Fluorine-free DWRs compare favorably to fluorochemical-based ones in terms of water repellency, says Keohan. They also offer good stain resistance to things like mud, fruit juice, wine, syrup, soda and other “stain-causing materials having a continuous water phase,” he adds. 

Fluorine-free DWR-finished polyester/nylon samples from Bolger & O’Hearn undergo the Bundesmann water impact test. Photo: Bolger & O’Hearn Inc.

“[Consequently], many if not most clothing brands and finishing mills whose products do not have oil repellency specifications that some military and medical products must meet have already shifted to fluorine-free products for water repellency,” says Keohan.

“Where oil repellency is demanded, only fluorochemical repellents will provide the necessary performance,” he adds. “We do not see this situation changing anytime soon.”

Keohan believes the shift away from PFAS-based repellents and soil-release finishes will continue, potentially changing how textiles that once demonstrated good oil and stain resistance via fluorochemical-based finishes perform.

“For example, consumers of winter outdoor apparel will notice that their coats, while exhibiting water repellency, might pick up oily stains where they didn’t in the ones purchased a few years earlier,” he explains.

The technology behind fluorine-free DWRs will make progress, especially in the areas of wash durability, degree of repellency, biodegradability and bio-based content, says Keohan, who anticipates some progress as well as in the ability to repel more stains and fluids of a “nonpolar” nature.

“However, we do not feel that fluorine-free repellents will be able to match the level of oil repellency imparted by current short-chain fluoropolymer-based products,” he says. “We also predict that the standards of some applications that still require oil repellency, such as military apparel and medical, may see some relaxation or at least outside pressure for relaxation. How this manifests itself will strongly influence the demand for PFAS-based repellents.” 

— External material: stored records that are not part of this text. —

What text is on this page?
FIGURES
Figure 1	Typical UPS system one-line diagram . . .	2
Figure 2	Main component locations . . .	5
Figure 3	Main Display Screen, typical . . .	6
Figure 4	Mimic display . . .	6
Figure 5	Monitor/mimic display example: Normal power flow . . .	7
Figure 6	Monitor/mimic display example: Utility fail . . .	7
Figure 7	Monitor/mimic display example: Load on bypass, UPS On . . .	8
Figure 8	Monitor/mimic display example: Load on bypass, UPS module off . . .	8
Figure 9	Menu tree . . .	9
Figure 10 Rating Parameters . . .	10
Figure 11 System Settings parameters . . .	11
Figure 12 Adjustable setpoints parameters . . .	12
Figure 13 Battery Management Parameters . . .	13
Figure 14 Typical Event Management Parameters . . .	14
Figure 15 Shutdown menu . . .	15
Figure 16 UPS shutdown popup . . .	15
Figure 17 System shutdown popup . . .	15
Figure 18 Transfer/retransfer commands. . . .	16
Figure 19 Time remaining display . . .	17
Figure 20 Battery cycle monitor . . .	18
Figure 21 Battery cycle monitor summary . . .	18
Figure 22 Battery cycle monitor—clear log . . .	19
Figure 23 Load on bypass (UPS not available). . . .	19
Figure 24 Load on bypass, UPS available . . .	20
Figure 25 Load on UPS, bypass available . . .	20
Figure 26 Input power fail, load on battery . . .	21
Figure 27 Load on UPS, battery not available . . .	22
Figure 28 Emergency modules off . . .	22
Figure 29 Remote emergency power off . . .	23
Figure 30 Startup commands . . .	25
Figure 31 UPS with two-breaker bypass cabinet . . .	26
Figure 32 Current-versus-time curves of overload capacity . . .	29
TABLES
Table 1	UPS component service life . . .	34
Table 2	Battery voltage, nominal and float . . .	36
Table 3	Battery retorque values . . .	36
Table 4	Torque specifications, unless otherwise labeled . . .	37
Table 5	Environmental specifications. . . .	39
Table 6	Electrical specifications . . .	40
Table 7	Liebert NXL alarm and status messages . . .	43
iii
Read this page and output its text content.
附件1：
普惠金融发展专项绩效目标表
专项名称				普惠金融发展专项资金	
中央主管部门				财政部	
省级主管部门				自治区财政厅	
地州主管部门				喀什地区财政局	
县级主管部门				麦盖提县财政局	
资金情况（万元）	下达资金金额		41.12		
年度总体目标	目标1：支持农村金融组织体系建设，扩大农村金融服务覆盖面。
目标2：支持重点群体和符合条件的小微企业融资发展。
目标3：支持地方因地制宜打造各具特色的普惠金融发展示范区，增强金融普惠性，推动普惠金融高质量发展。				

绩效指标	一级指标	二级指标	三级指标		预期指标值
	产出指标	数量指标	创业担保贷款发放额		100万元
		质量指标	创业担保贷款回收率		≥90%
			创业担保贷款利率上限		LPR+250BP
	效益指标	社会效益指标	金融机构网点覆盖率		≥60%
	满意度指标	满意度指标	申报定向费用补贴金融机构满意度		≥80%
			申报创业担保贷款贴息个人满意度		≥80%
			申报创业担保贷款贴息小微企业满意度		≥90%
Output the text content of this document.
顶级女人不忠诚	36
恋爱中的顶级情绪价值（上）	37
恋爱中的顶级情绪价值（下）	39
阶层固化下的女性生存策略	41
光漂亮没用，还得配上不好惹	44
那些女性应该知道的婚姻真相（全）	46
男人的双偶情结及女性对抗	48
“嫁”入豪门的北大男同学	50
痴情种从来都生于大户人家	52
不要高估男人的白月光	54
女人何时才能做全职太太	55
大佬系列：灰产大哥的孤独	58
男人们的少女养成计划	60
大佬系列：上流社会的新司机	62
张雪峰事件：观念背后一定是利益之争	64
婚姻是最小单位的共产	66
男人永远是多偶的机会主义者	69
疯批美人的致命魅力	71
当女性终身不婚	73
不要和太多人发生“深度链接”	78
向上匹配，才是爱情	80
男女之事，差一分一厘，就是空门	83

Pamela Mills-Senn is a freelance writer based in Seal Beach, Calif.


SIDEBAR: Does fluorine-free mean earth friendly?

Is the assumption that PFAS-free DWRs are more eco-friendly and have better end-of-life recyclability than their PFAS-containing counterparts a valid one? Based on the following responses to that question, the answer is yes … potentially. 

“The current class of fluorine-free DWRs are significantly more eco-friendly than fluorochemical-based products by the simple removal of PFAS. In addition to the absence of fluorine, some new DWR chemistries have significant biomaterial content, improved biodegradability and less overall toxicity. For example, fluorochemicals present significant inhalation and aspiration risks to handlers, which reduces their ability to be applied by spray. The new fluorine-free DWRs thus would allow broader application methods.” 

Frank Keohan, Senior technology manager, Bolger & O’Hearn

“In general there are no major DWR-specific components in C0 DWRs which disturb a recycling process. But on the other hand, we have to look at the recycling process itself (mechanical, chemical, pyrolysis) and its specific requirements. The industry is still in a learning curve regarding these requirements.” 

Hans Kohn, Chief operating officer, Schoeller Textil AG

“The term ‘eco-friendly’ is ripe for greenwashing, so I will restate: We don’t see any regulatory, supply chain or market pressure on our new DWRs. Most textiles do not have a wonderful end-of-life story. This has been well-documented by others and by many people working on it, including Milliken. With regards to our new DWRs, they do not negatively impact the end-of-life recyclability of the underlying textile.” 

Jeff Strahan, Director of research, compliance and sustainability, Textile Business, Milliken & Co.